Kementerian PU: Akhir Desember 2014, Jembatan Comal Sudah Beres

- detikNews
Senin, 11 Agu 2014 15:31 WIB
Kementerian PU: Akhir Desember 2014, Jembatan Comal Sudah Beres
(Foto: Nograhany Widhi K/detikcom)
Jakarta - Kementerian Pekerjaan Umum (PU) sedang mengebut perbaikan Jembatan Comal yang ambles pada Kamis (17/7/2014) malam lalu. Baru setengah berfungsi, Kementerian PU menargetkan bahwa perbaikan jembatan ini kelar akhir Desember 2014.

"Jadi (sisi) utara ini darurat. (Sisi) Selatan kita sudah bangun dan Oktober 2014 selesai. Di saat yang bersamaan kita bangun yang (sisi) utara, jadi kita mulai akhir Desember dua-duanya sudah beres," kata Dirjen Bina Marga Kementerian PU Djoko Murjanto.

Hal itu disampaikan Djoko usai rakor di kantor Kemenko Perekonomian, Jl Lapangan Banteng, Jakarta Pusat, Senin (11/8/2014).
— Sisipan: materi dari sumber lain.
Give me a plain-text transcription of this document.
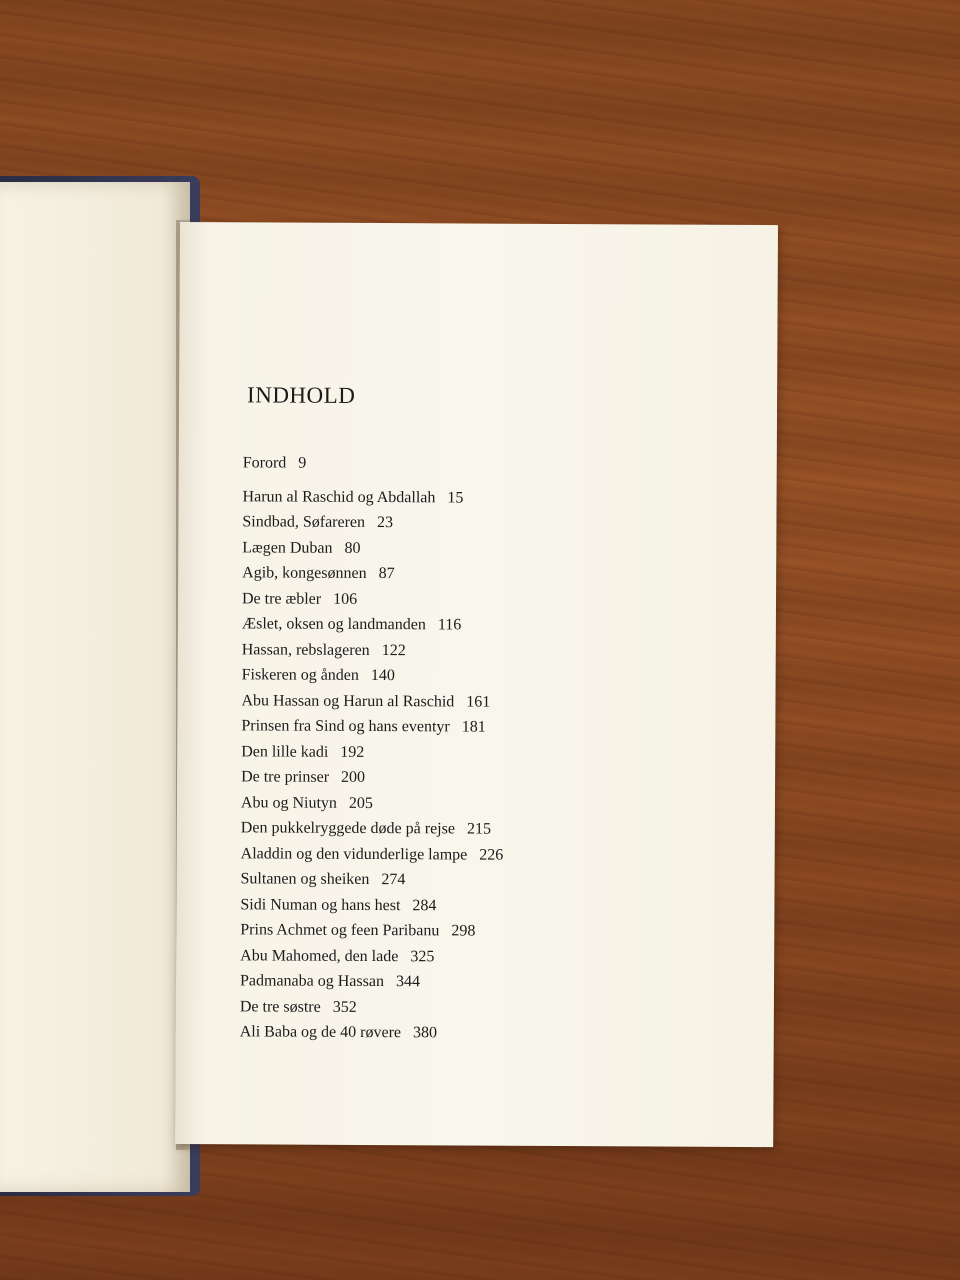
INDHOLD
Forord 9
Harun al Raschid og Abdallah 15
Sindbad, Søfareren 23
Lægen Duban 80
Agib, kongesønnen 87
De tre æbler 106
Æslet, oksen og landmanden 116
Hassan, rebslageren 122
Fiskeren og ånden 140
Abu Hassan og Harun al Raschid 161
Prinsen fra Sind og hans eventyr 181
Den lille kadi 192
De tre prinser 200
Abu og Niutyn 205
Den pukkelryggede døde på rejse 215
Aladdin og den vidunderlige lampe 226
Sultanen og sheiken 274
Sidi Numan og hans hest 284
Prins Achmet og feen Paribanu 298
Abu Mahomed, den lade 325
Padmanaba og Hassan 344
De tre søstre 352
Ali Baba og de 40 røvere 380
Pihaknya membangun jalur utara dengan dana darurat sebesar Rp 7 miliar. Amblesnya Jembatan Comal ini karena banjir bandang pada Februari 2014 lalu.

SCROLL TO CONTINUE WITH CONTENT

"Kemudian bulan Juni 2014 lalu di hulu Comal juga ada hujan deras sekali, itu khusus untuk Comal. Panturanya tidak kena tetapi Comalnya justru yang kena dan nggak tahan," papar dia.

Sisi utara jembatan itu dibuat darurat karena keperluan masa mudik Lebaran 2014. "Ketentuan daruratnya itu sesuai aturan seperti 10 ton ya 10 ton. Jadi sekarang yang utara itu kita bangun dan bisa dilewati dengan beban yang tidak boleh melebihi aturan," imbuhnya.

Pelaksanaan berat kendaraan yang tidak boleh melebihi aturan ini diawasi oleh Kepolisian, Pemda dan Kementerian PU. Lantas bagaimana tentang pungli yang ada di Jembatan Comal?

"Makanya itu kan proses dan sudah ditemukan oleh teman-teman dan Propam dan seharusnya tidak ada lagi. Mudah-mudahan," tuturnya.

Sebelumnya, dari informasi yang diperoleh detikcom, penangkapan oleh Tim Gabungan Propam dan Provost Polda Jateng tersebut dilakukan pada hari Sabtu (9/8/2014) kemarin sekitar pukul 00.30 WIB. Penangkapan diawali dari dua orang oknum yaitu Aipda TY dan Briptu W. Saat itulah Aipda TY membuang uang Rp 900 ribu dari seseorang.

Kabid Propam Polda Jateng, Kombes Pol Hendra Supriyatna saat dikonfirmasi membenarkan hal tersebut. Kemudian dari penangkapan dua oknum itu berkembang kepada delapan rekannya.